The introduction of full-field digital mammography (FFDM) as a replacement for plane-film analogue mammography started over two decades ago. Shortly thereafter, computer-aided detection (CAD) algorithms emerged and it was predicted that these new tools would soon lead to a significant improvement in the performance of breast-screening programmes. So confident was Hologic, a leading manufacturer of FFDM systems, that it spent $220 million in July 2006 to acquire R2 Technology, maker of the first CAD system approved by the FDA. However, despite its potential, CAD never delivered on its early promise, leading radiologists to question the utility of these algorithms.
In the past few years, CAD systems have been replaced by algorithms based on artificial intelligence (AI) and, as seen at the recent congresses in Chicago and Vienna, AI is now one of the “hottest” topics in radiology. So, how are these new algorithms performing in breast-screening programmes? Two recent papers that have appeared this month suggest that AI may be delivering on its nascent potential.
A group based at Radboud University in the Netherlands published their findings in the Journal of the National Cancer Institute, comparing the performance of a commercial AI system called Transpara that uses deep learning based on convolutional neural networks, with experienced radiologists. Datasets were gathered from seven different countries, with images acquired by FFDM systems from four different vendors, yielding 2,652 exams of which 653 were malignant.

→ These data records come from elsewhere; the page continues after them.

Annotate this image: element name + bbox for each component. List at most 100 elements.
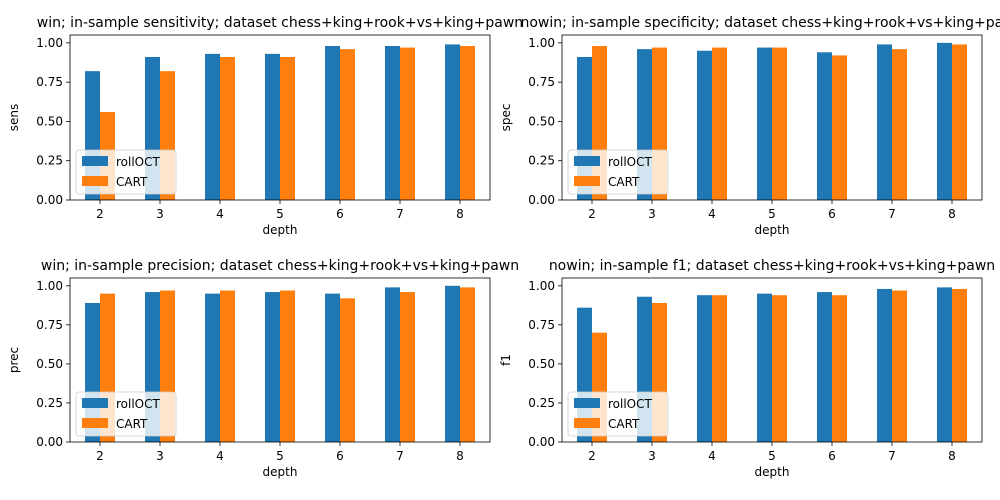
x-tick-label: 7 xyxy=(888,449,896,463)
y-tick-label: 0.50 xyxy=(36,357,63,371)
x-axis-label: depth xyxy=(755,223,790,237)
y-tick-label: 0.25 xyxy=(36,396,63,410)
bar-rollOCT-6 xyxy=(817,52,832,201)
bar-rollOCT-5 xyxy=(265,53,280,200)
x-tick-label: 5 xyxy=(276,207,284,221)
x-tick-label: 3 xyxy=(648,207,656,221)
chart-title: win; in-sample sensitivity; dataset ches… xyxy=(37,15,523,31)
x-tick-label: 3 xyxy=(156,449,164,463)
y-tick-label: 0.50 xyxy=(528,357,555,371)
x-tick-label: 6 xyxy=(828,449,836,463)
bar-CART-5 xyxy=(280,290,295,442)
y-tick-label: 1.00 xyxy=(36,279,63,293)
y-tick-label: 0.50 xyxy=(36,114,63,128)
y-axis-label: spec xyxy=(499,104,513,132)
legend-swatch-rollOCT xyxy=(574,398,600,408)
y-tick-label: 0.75 xyxy=(36,318,63,332)
bar-CART-5 xyxy=(772,47,787,201)
y-tick-label: 0.25 xyxy=(528,154,555,168)
bar-CART-6 xyxy=(340,298,355,442)
y-tick-label: 1.00 xyxy=(528,279,555,293)
x-axis-label: depth xyxy=(263,465,298,479)
legend-swatch-rollOCT xyxy=(82,156,108,166)
x-tick-label: 6 xyxy=(336,449,344,463)
x-tick-label: 5 xyxy=(276,449,284,463)
bar-CART-5 xyxy=(772,295,787,442)
legend-swatch-CART xyxy=(82,176,108,186)
y-tick-label: 0.00 xyxy=(36,435,63,449)
bar-CART-8 xyxy=(952,44,967,200)
bar-CART-7 xyxy=(400,47,415,201)
bar-rollOCT-4 xyxy=(697,295,712,442)
y-tick-label: 0.75 xyxy=(528,75,555,89)
bar-CART-8 xyxy=(460,46,475,200)
bar-rollOCT-4 xyxy=(205,53,220,200)
bar-rollOCT-5 xyxy=(757,47,772,201)
y-tick-label: 0.00 xyxy=(36,193,63,207)
legend-label-rollOCT: rollOCT xyxy=(608,397,653,411)
y-tick-label: 0.00 xyxy=(528,435,555,449)
x-tick-label: 7 xyxy=(396,207,404,221)
y-tick-label: 0.75 xyxy=(36,75,63,89)
bar-CART-6 xyxy=(340,49,355,201)
bar-CART-4 xyxy=(712,47,727,201)
subplot-2: nowin; in-sample specificity; dataset ch… xyxy=(499,15,1000,237)
bar-CART-7 xyxy=(892,49,907,201)
y-axis-label: sens xyxy=(7,104,21,132)
legend: rollOCT CART xyxy=(75,149,177,195)
bar-rollOCT-6 xyxy=(817,292,832,442)
legend-swatch-CART xyxy=(82,418,108,428)
x-tick-label: 7 xyxy=(888,207,896,221)
legend-label-rollOCT: rollOCT xyxy=(608,155,653,169)
y-tick-label: 1.00 xyxy=(36,36,63,50)
x-tick-label: 3 xyxy=(156,207,164,221)
bar-CART-4 xyxy=(220,57,235,200)
legend-label-CART: CART xyxy=(608,417,640,431)
bar-rollOCT-7 xyxy=(877,288,892,442)
x-tick-label: 4 xyxy=(708,449,716,463)
legend: rollOCT CART xyxy=(567,391,669,437)
x-tick-label: 2 xyxy=(96,449,104,463)
x-tick-label: 6 xyxy=(828,207,836,221)
bar-CART-8 xyxy=(952,288,967,442)
chart-title: win; in-sample precision; dataset chess+… xyxy=(41,258,519,274)
bar-CART-6 xyxy=(832,295,847,442)
legend-label-rollOCT: rollOCT xyxy=(116,397,161,411)
bar-rollOCT-8 xyxy=(937,42,952,200)
y-tick-label: 1.00 xyxy=(528,36,555,50)
x-tick-label: 8 xyxy=(948,207,956,221)
legend-swatch-CART xyxy=(574,418,600,428)
legend-label-CART: CART xyxy=(116,175,148,189)
x-tick-label: 4 xyxy=(216,207,224,221)
bar-CART-6 xyxy=(832,55,847,200)
legend-label-CART: CART xyxy=(116,417,148,431)
subplot-1: win; in-sample sensitivity; dataset ches… xyxy=(7,15,523,237)
legend: rollOCT CART xyxy=(567,149,669,195)
x-tick-label: 8 xyxy=(456,207,464,221)
bar-rollOCT-5 xyxy=(757,293,772,442)
bar-rollOCT-6 xyxy=(325,46,340,200)
y-tick-label: 0.50 xyxy=(528,114,555,128)
legend-label-rollOCT: rollOCT xyxy=(116,155,161,169)
chart-title: nowin; in-sample f1; dataset chess+king+… xyxy=(549,258,995,274)
bar-rollOCT-7 xyxy=(385,287,400,442)
bar-CART-4 xyxy=(220,290,235,442)
x-tick-label: 8 xyxy=(948,449,956,463)
x-tick-label: 5 xyxy=(768,207,776,221)
x-tick-label: 2 xyxy=(588,207,596,221)
x-tick-label: 5 xyxy=(768,449,776,463)
subplot-4: nowin; in-sample f1; dataset chess+king+… xyxy=(499,258,995,479)
bar-rollOCT-7 xyxy=(877,44,892,200)
bar-CART-7 xyxy=(892,290,907,442)
legend-swatch-rollOCT xyxy=(574,156,600,166)
y-tick-label: 0.25 xyxy=(36,154,63,168)
legend-swatch-CART xyxy=(574,176,600,186)
x-tick-label: 2 xyxy=(588,449,596,463)
x-tick-label: 4 xyxy=(708,207,716,221)
bar-CART-7 xyxy=(400,292,415,442)
x-tick-label: 8 xyxy=(456,449,464,463)
bar-rollOCT-8 xyxy=(445,44,460,200)
legend-swatch-rollOCT xyxy=(82,398,108,408)
x-tick-label: 3 xyxy=(648,449,656,463)
x-axis-label: depth xyxy=(263,223,298,237)
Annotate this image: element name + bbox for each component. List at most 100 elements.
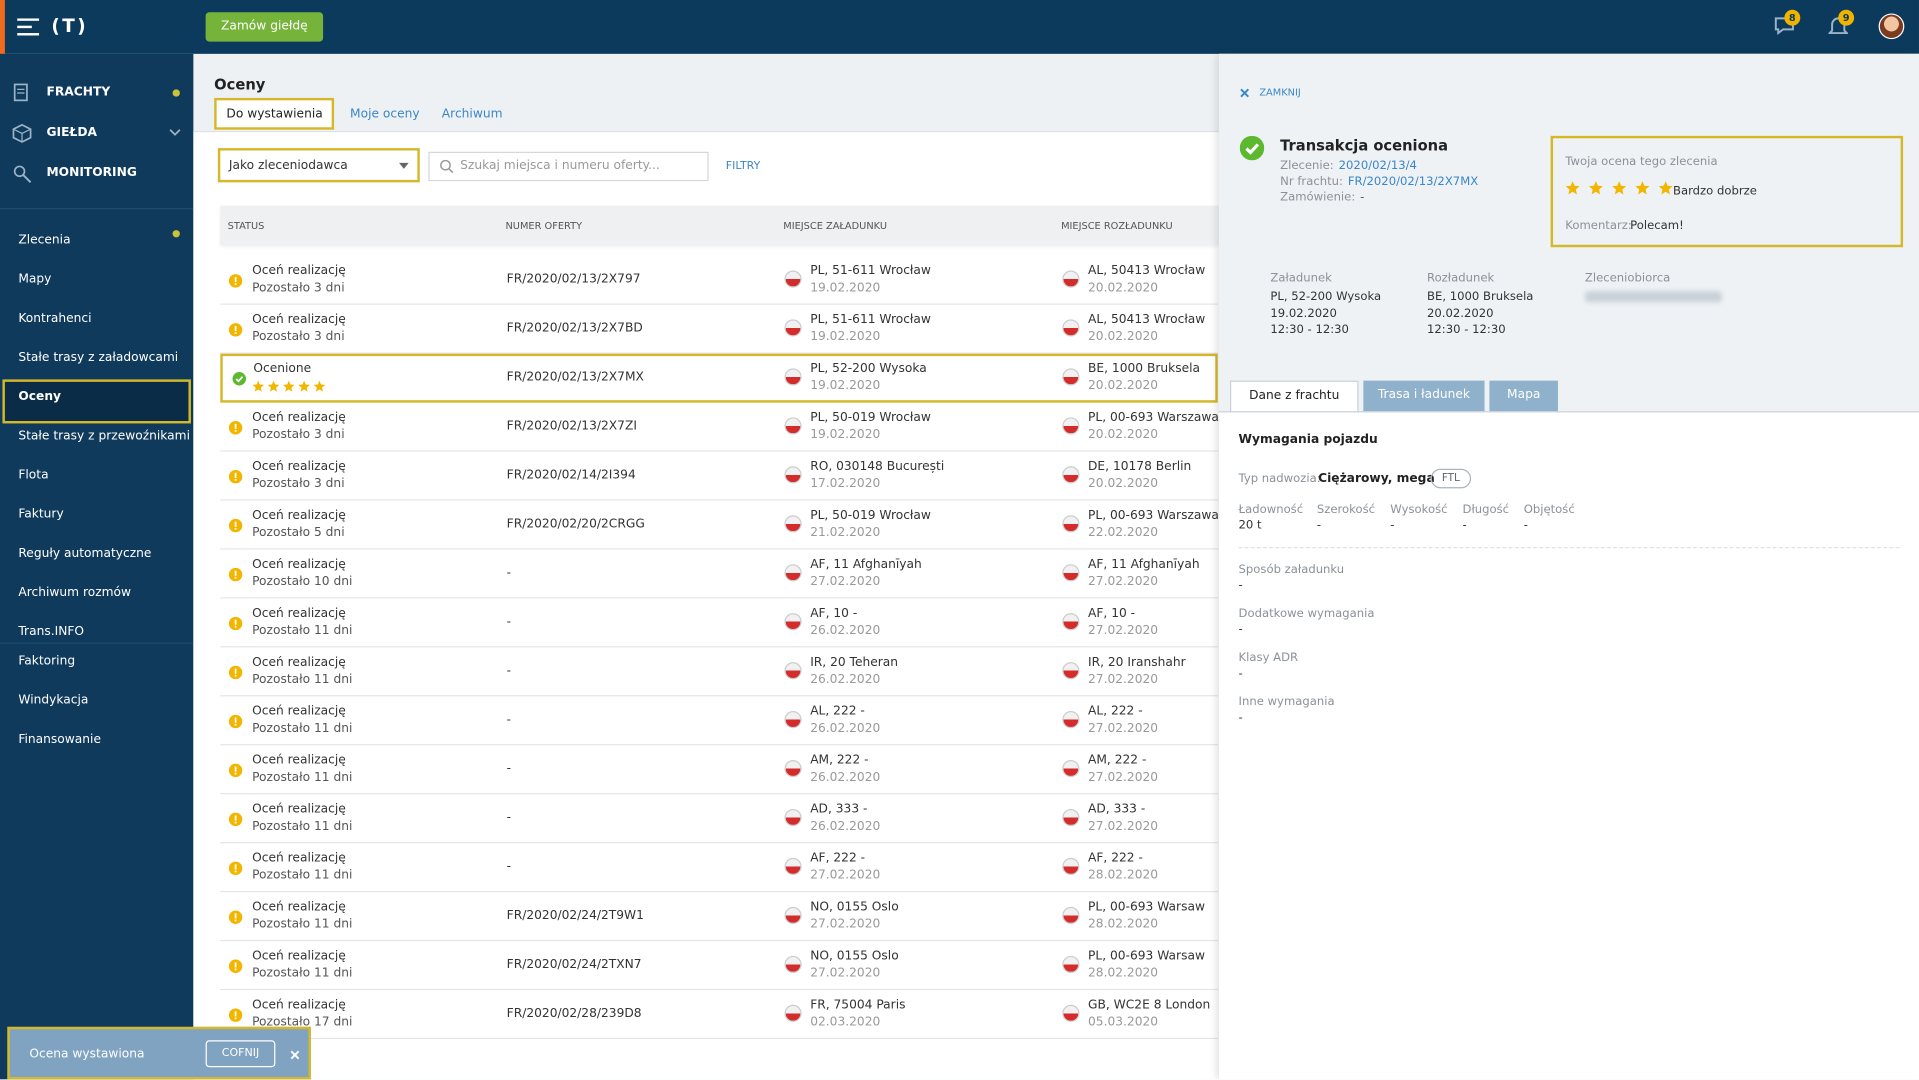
- unload-date: 27.02.2020: [1088, 771, 1159, 785]
- table-row[interactable]: [220, 696, 1218, 746]
- load-date: 26.02.2020: [810, 624, 881, 638]
- undo-button[interactable]: COFNIJ: [205, 1040, 276, 1068]
- tab[interactable]: Moje oceny: [350, 107, 420, 122]
- tab[interactable]: Do wystawienia: [226, 107, 323, 122]
- table-row[interactable]: [220, 256, 1218, 305]
- table-row[interactable]: [220, 452, 1218, 501]
- nav-item[interactable]: Trans.INFO: [18, 625, 85, 639]
- status-warning-icon: [228, 421, 243, 435]
- route-label: Zleceniobiorca: [1584, 271, 1671, 286]
- field-value: -: [1238, 711, 1243, 725]
- table-row[interactable]: [220, 843, 1218, 893]
- nav-item[interactable]: Flota: [18, 468, 49, 483]
- detail-tab[interactable]: Mapa: [1489, 380, 1558, 412]
- rating-box: Twoja ocena tego zlecenia Bardzo dobrze Ko…: [1550, 135, 1904, 248]
- body-tag: FTL: [1430, 468, 1472, 489]
- status: Oceń realizację: [252, 509, 346, 523]
- nav-chevron: [169, 129, 181, 136]
- table-row[interactable]: [220, 305, 1218, 354]
- unload-place: AF, 10 -: [1088, 607, 1136, 621]
- flag: [784, 417, 802, 435]
- meta-label: Nr frachtu: FR/2020/02/13/2X7MX: [1280, 175, 1479, 189]
- flag: [784, 613, 802, 631]
- nav-item[interactable]: Mapy: [18, 272, 52, 287]
- nav-item[interactable]: Oceny: [18, 390, 62, 404]
- nav-item[interactable]: Windykacja: [18, 693, 89, 708]
- nav-item[interactable]: Stałe trasy z załadowcami: [18, 351, 179, 365]
- meta-value[interactable]: FR/2020/02/13/2X7MX: [1347, 175, 1479, 189]
- nav-section[interactable]: MONITORING: [46, 166, 137, 180]
- load-date: 19.02.2020: [810, 428, 881, 442]
- status-warning-icon: [228, 323, 243, 337]
- table-row[interactable]: [220, 647, 1218, 697]
- close-button[interactable]: ZAMKNIJ: [1259, 86, 1301, 98]
- nav-item[interactable]: Archiwum rozmów: [18, 586, 132, 600]
- table-row[interactable]: [220, 941, 1218, 991]
- flag: [784, 270, 802, 288]
- dimension-value: -: [1462, 518, 1467, 533]
- nav-section[interactable]: FRACHTY: [46, 85, 111, 100]
- nav-section[interactable]: GIEŁDA: [46, 126, 97, 140]
- meta-value[interactable]: 2020/02/13/4: [1338, 159, 1417, 173]
- table-row[interactable]: [220, 745, 1218, 795]
- status-check-icon: [232, 372, 246, 386]
- load-place: NO, 0155 Oslo: [810, 900, 899, 915]
- table-row[interactable]: [220, 990, 1218, 1040]
- status-warning-icon: [228, 714, 243, 729]
- unload-place: GB, WC2E 8 London: [1088, 998, 1211, 1013]
- table-row[interactable]: [220, 353, 1218, 403]
- avatar[interactable]: [1878, 13, 1905, 40]
- unload-place: AL, 50413 Wrocław: [1088, 264, 1206, 278]
- nav-item[interactable]: Faktoring: [18, 654, 76, 669]
- load-date: 26.02.2020: [810, 673, 881, 687]
- meta-label: Zamówienie: -: [1280, 190, 1365, 205]
- status-warning-icon: [228, 518, 243, 533]
- detail-title: Transakcja oceniona: [1280, 137, 1449, 155]
- search-box[interactable]: [428, 151, 709, 182]
- filter-select[interactable]: [217, 148, 420, 183]
- table-row[interactable]: [220, 403, 1218, 452]
- nav-item[interactable]: Finansowanie: [18, 733, 101, 747]
- blurred-contractor: [1584, 291, 1722, 303]
- status: Oceń realizację: [252, 411, 346, 425]
- nav-item[interactable]: Kontrahenci: [18, 312, 92, 326]
- order-button[interactable]: Zamów giełdę: [205, 12, 324, 42]
- notifications-badge[interactable]: 9: [1838, 9, 1855, 26]
- offer-number: -: [506, 762, 512, 776]
- detail-tab[interactable]: Dane z frachtu: [1229, 380, 1359, 413]
- filters-button[interactable]: FILTRY: [725, 160, 761, 173]
- offer-number: FR/2020/02/24/2TXN7: [506, 958, 642, 972]
- nav-item[interactable]: Faktury: [18, 507, 64, 522]
- load-place: PL, 50-019 Wrocław: [810, 509, 931, 523]
- status: Oceń realizację: [252, 655, 346, 670]
- offer-number: FR/2020/02/14/2I394: [506, 468, 636, 483]
- offer-number: FR/2020/02/13/2X7MX: [506, 370, 644, 385]
- column-header: MIEJSCE ZAŁADUNKU: [783, 220, 887, 232]
- flag: [1062, 808, 1080, 827]
- star: [1565, 181, 1580, 195]
- unload-place: PL, 00-693 Warsaw: [1088, 949, 1205, 964]
- table-row[interactable]: [220, 550, 1218, 599]
- flag: [1062, 515, 1080, 533]
- table-row[interactable]: [220, 794, 1218, 844]
- remaining: Pozostało 11 dni: [252, 868, 353, 883]
- messages-badge[interactable]: 8: [1784, 9, 1801, 26]
- table-row[interactable]: [220, 598, 1218, 648]
- divider: [0, 642, 194, 644]
- route-line: 12:30 - 12:30: [1270, 323, 1349, 337]
- tab[interactable]: Archiwum: [441, 107, 503, 122]
- remaining: Pozostało 11 dni: [252, 673, 353, 687]
- nav-item[interactable]: Zlecenia: [18, 233, 71, 248]
- load-place: AL, 222 -: [810, 704, 865, 719]
- detail-tab-label: Dane z frachtu: [1249, 389, 1340, 403]
- flag: [1062, 760, 1080, 778]
- table-row[interactable]: [220, 892, 1218, 942]
- table-row[interactable]: [220, 501, 1218, 550]
- nav-item[interactable]: Reguły automatyczne: [18, 547, 152, 561]
- detail-tab[interactable]: Trasa i ładunek: [1363, 380, 1485, 412]
- nav-item[interactable]: Stałe trasy z przewoźnikami: [18, 429, 191, 444]
- status: Ocenione: [253, 362, 312, 376]
- logo: (T): [51, 14, 89, 37]
- page-title: Oceny: [214, 75, 266, 94]
- unload-place: PL, 00-693 Warszawa: [1088, 411, 1219, 425]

The performance of the AI system was statistically equivalent to that of the average of 101 radiologists. In fact, as seen at left (© JNCI), the AI system, with an area under the curve (AUC) equal to 0.840, performed slightly better than the radiologists (AUC = 0.814). Senior author Ioannis Sechopoulos commented: “It was exciting to see these systems have reached the level of matching performance of not just radiologists, but of radiologists who spend at least a substantial portion of their time reading screening mammograms.”
A multi-national group led by scientists from the USA, UK and Poland, published their findings in arXiv.org. Their deep learning AI algorithm (AUC = 0.876) performed better than the human readers (AUC = 0.778), while a hybrid approach – a combination of radiologist and AI – led to the best performance (AUC = 0.891). The authors wrote: “These results suggest our model can be used as a tool to assist radiologists in reading breast cancer screening exams and that it captured different aspects of the task compared to experienced radiologists.” The evidence is growing: it would appear that AI is here to stay.